January 30, 2008
Until a few years ago, infrastructure projects in Canada were funded primarily by provincial or federal governments. But in recent years, the amount of available money has declined and municipalities are turning to the private sector. Firms across Canada are developing and growing their infrastructure groups to serve public-private partnership (P3) deals, which require real estate, corporate and regulatory expertise.
The typical nature of a P3 investment—steady long-term returns—is particularly attractive at a time when much of the market is feeling the effects of a credit crunch.
"They have long-term liabilities and they know eventually people are going to retire and start drawing on the funds so they have a much longer-term investment horizon than a traditional private equity fund that might be looking for a five-year turnaround," says Krista Hill. She notes that the asset at issues is often an essential service, which means that investors have a "hedge against economic downturn."
The Ontario government seems to be moving in the P3 direction with initiatives like Infrastructure Ontario, a Crown corporation created two years ago. It developed an Alternative Financing and Procurement (AFP) process to encourage P3 arrangements and give confidence to the private and public sectors that the best prices and best people for the jobs are being sought and obtained.

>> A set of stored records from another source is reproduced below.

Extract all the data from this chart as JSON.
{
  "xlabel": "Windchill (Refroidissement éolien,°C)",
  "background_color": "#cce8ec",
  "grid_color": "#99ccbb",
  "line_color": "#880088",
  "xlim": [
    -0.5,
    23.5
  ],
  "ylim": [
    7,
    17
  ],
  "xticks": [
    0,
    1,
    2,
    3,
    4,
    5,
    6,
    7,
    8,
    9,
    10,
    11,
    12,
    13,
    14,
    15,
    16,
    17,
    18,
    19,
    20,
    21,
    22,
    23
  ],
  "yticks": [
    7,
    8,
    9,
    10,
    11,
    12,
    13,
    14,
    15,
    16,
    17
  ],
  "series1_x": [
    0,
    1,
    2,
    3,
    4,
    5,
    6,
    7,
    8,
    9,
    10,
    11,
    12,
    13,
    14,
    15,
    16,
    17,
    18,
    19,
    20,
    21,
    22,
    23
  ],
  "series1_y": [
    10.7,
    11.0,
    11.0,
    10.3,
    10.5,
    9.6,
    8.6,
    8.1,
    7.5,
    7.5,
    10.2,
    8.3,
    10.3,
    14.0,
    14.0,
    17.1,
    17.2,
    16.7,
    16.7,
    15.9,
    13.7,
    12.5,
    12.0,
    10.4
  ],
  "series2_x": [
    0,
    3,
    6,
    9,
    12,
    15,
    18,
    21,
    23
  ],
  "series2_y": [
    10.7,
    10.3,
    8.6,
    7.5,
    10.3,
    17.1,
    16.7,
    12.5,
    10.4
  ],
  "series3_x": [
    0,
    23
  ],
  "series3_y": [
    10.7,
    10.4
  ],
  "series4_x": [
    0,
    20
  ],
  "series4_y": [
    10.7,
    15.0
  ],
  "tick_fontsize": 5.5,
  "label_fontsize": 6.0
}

Value-for-money reports offer insight into the government's goals on any given project. Risks once associated with construction bids (e.g., escalating building costs) have been transferred to the private sector's shoulders. Additionally, independent oversight of the AFP process (complete with the release of a fairness report at its conclusion) is offers solace to the public at large.
This strategic move protects all parties, notes Krista: minimized risks for the government in how the job is done, simple procedures for the private sector and accountability for the public. In controversial areas, (e.g., medical care, nuclear power plants and water management), winning public acceptance may depend on demonstrating that infrastructure issues can be kept at an arm's length from the delivery of important services.

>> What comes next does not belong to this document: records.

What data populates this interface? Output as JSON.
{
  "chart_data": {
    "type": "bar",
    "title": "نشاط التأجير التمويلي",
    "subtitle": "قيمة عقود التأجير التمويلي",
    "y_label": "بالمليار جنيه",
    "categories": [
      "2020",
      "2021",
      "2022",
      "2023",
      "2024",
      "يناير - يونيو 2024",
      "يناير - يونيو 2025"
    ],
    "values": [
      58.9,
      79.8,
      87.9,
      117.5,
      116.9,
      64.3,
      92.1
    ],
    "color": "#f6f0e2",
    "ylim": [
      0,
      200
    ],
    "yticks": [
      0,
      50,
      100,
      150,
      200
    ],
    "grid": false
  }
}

Under Infrastructure Ontario guidelines, all AFPs are guided by five key principles that include transparency, public ownership and control of core public assets, such as hospitals guaranteeing that private entities won't come into contact with patient care.

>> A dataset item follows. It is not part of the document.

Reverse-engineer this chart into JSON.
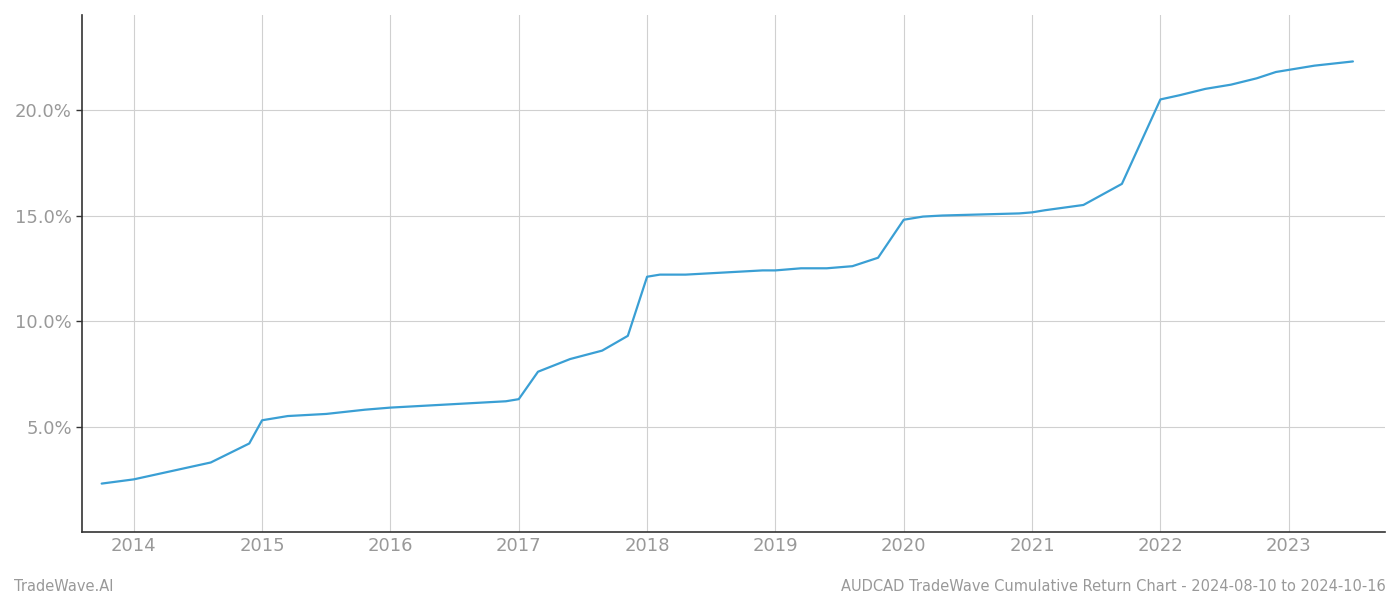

Krista saw similar precautions taken in 2001 when she helped negotiate the lease of the Bruce Nuclear Power Plant to a private firm; Ontario Power Generation leased the plant to the private operator, but it will eventually get the plant back and be responsible for decommissioning it. "I think there's been widespread acceptance of that model," says Krista. "I think in every case you need to analyze what is the concern that the government and the public sector might have about private investment, and try to deal with it either contractually or structurally."
Had the Walkerton, Ontario E. coli disaster happened in the hands of a private operator, notes Krista, the public outcry would have been felt throughout the industry. Similarly, when things go well, everyone benefits. "As we get more and more examples of public private partnerships that are working well, I think the public will get even more comfortable with it. The dire need of cash injection into the infrastructure—not just in Canada, but really worldwide—is a growing phenomenon and will really just keep growing. In order to keep our economies chugging along, we really need to invest in our infrastructure."